Given a parallelogram $ABCD$ lies in the $xy$ plane. The coordinates of point $B$ are $(-3,-4)$ and the coordinates of point $C$ are $(-7,-7)$, and $A$ are $(0,0)$. What is the area of the parallelogram?
This is a GRE practice question and I've struggled to answer it.
I am also a bit confused about this solution: Area of parallelogram = 2 * Triangle ABD. They say that if one of the vertices of a triangle is at the origin and the other two being $(a,b)$, $(c,d)$, then the area of the triangle can be written as:
Area of triangle $ABD = |\frac{ad-bc}{2}| = |\frac{(-3)(-7) - (-4)(-7)}{2}| = \frac{7}{2}.$
So the area of parallelogram is $7$.
Can anyone please explain to me how they got this formula? Also, are there alternate methods to solve this problem?

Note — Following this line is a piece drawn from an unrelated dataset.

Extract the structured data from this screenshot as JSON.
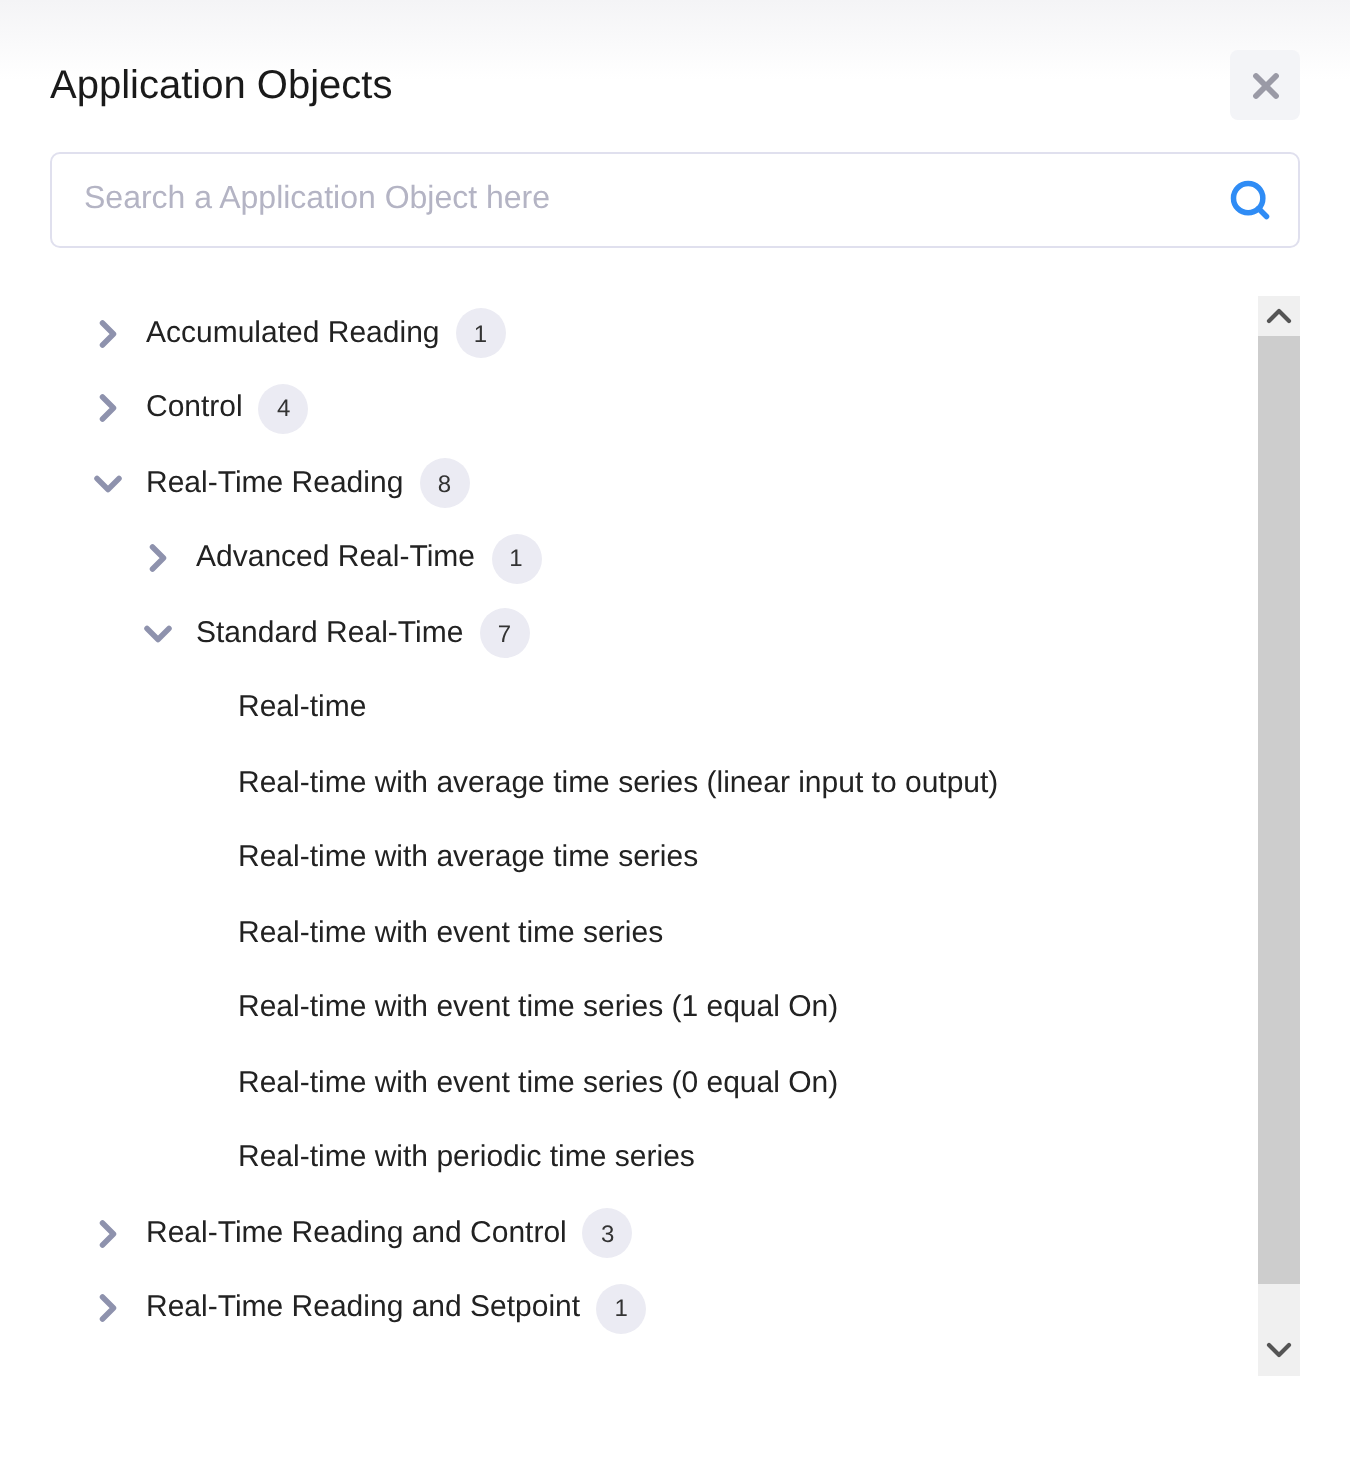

Given two vectors $u=(a,b), v=(c,d)$ in $R^2$ the area of the parallelogram with sides u and v is given by the abcolute value of the determinant
$$\begin{vmatrix} a&b\\c&d \end{vmatrix}=|ad-bc|$$
and the area of the triangle with sides u and v is given by
$$\frac12\begin{vmatrix} a&b\\c&d \end{vmatrix}=\frac12|ad-bc|$$